Lend a Hand: Angels Foster Care of Santa Barbara
/Santa Barbara Magazine | June 1, 2009
“There weren’t enough foster families in Santa Barbara,” recalls Meichelle Arntz of her experiences as a Court Appointed Special Advocate volunteer for two boys relocated among foster care six times in 2004.
“There was often nowhere for the kids to go.” Upon coming to that realization, Arntz—a mother of five and former obstetrics nurse—began researching models on which to base a private, nonprofit foster care agency and discovered Angels Foster Family Network, founded by Cathy Richman in San Diego in 1998. “What struck me,” says Arntz of Angels, “was that the children stay in one place during their foster experience, they are the only foster child in the home, and a full time parent is required.”
With Richman’s approval and a grant from the Santa Barbara Foundation. Arntz, her husband Jeffrey Lipshitz, and a volunteer board of directors founded the Santa Barbara Angels Foster Care in 2006. The organization now includes a staff of four as well as 45 foster families who take care of the children. “They love it,” says Arntz, “and more families want to help because they see them doing it so beautifully.” Parents committed to long-term fostering provide homes for babies age two and under and their siblings up to age five - the crucial years of relational development - until the courts determine whether the children can be returned to their biological parents or should be considered for adoption.

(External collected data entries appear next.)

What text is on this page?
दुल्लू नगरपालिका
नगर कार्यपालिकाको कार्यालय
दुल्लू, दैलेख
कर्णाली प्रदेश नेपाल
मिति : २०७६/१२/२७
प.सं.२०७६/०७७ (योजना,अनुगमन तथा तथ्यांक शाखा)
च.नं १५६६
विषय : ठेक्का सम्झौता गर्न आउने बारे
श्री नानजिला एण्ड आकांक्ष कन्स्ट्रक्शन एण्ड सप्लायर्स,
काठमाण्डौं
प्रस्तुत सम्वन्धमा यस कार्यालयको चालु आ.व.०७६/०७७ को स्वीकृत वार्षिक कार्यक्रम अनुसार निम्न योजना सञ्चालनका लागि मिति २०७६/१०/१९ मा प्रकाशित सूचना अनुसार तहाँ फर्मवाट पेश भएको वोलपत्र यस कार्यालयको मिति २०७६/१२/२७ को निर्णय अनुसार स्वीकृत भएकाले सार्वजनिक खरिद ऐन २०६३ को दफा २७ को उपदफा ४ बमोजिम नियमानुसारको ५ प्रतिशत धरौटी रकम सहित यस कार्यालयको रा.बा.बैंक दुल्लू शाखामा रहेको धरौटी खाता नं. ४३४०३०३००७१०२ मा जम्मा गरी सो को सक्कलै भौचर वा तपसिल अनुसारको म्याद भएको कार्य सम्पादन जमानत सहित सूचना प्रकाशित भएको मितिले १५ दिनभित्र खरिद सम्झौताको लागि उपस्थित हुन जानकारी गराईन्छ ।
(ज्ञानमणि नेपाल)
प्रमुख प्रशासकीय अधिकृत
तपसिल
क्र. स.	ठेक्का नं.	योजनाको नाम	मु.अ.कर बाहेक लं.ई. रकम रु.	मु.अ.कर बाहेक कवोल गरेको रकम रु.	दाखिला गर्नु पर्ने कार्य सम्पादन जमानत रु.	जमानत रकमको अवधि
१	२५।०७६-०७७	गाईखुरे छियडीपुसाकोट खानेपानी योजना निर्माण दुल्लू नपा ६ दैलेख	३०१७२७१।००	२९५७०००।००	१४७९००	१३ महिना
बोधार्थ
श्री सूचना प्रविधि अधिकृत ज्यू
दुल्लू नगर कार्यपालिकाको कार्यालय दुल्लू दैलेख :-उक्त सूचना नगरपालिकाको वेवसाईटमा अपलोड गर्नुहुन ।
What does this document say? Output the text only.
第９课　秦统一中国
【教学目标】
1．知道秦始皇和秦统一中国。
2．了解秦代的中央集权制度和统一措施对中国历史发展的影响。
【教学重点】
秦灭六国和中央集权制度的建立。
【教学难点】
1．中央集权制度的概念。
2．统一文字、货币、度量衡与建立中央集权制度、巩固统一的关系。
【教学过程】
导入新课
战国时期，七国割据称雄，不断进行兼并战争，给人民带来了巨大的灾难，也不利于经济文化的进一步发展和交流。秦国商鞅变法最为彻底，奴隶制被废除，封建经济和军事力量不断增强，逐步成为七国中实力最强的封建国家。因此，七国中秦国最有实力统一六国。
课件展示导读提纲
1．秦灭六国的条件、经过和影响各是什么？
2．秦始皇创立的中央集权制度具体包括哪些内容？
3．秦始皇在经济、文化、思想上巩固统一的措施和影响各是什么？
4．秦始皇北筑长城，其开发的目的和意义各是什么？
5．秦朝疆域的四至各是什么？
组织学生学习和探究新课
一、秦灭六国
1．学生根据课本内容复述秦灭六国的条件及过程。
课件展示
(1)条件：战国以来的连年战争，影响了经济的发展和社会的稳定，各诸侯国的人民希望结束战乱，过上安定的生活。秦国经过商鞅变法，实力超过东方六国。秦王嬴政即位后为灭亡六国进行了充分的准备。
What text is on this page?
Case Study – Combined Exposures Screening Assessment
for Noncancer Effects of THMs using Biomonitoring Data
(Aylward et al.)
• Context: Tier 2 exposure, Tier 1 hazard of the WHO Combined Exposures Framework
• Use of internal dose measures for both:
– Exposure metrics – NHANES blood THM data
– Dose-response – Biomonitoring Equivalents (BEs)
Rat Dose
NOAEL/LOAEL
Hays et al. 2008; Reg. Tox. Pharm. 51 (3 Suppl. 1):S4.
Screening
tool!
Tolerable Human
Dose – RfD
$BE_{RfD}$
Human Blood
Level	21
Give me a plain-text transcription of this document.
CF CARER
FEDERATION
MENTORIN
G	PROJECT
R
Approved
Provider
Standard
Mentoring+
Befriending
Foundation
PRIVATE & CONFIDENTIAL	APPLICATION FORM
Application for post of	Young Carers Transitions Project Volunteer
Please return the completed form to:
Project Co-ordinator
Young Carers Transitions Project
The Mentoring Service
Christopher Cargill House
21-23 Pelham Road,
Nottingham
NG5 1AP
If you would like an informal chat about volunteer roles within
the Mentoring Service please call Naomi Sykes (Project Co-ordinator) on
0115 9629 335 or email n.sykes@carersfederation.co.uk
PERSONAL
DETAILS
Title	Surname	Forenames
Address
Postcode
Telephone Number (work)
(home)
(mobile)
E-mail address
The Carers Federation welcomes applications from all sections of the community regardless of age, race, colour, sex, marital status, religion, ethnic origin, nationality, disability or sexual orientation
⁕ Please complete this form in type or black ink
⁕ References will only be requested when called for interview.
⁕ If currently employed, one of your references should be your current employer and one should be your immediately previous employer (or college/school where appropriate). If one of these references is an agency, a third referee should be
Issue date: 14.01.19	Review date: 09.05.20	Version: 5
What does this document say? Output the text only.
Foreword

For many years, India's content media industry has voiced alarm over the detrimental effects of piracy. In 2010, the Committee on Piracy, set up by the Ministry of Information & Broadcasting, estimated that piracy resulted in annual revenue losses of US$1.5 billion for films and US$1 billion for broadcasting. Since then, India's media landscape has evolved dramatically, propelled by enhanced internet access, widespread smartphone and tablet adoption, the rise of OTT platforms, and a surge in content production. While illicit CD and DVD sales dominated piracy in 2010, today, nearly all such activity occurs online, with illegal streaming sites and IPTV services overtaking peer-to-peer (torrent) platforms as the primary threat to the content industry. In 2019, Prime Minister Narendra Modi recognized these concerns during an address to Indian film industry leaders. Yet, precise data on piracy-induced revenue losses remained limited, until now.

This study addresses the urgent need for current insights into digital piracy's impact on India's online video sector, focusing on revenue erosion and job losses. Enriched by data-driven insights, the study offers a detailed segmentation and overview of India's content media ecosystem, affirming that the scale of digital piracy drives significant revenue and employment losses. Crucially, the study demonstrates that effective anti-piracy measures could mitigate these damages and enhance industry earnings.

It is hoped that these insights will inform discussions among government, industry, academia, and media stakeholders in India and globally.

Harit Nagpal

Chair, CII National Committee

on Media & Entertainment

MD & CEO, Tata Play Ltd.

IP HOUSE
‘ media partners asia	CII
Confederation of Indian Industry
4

Becoming an Angels family can take up to three months; the application process begins with a phone screening and ends with a psychological exam. After a child moves in with a foster family for the year-long placement period, social workers visit as needed to monitor the progress, and the biological parents often have weekly supervised visits for the duration of the stay.
Since its inception, Angels has placed more than 45 children. Of these babies, 65 percent have been adopted by their foster parents. Yet when reunion with biological parents is the outcome, “Angels parents miss the children, but reunification is the goal,” says Arntz. “The focus is on the child.”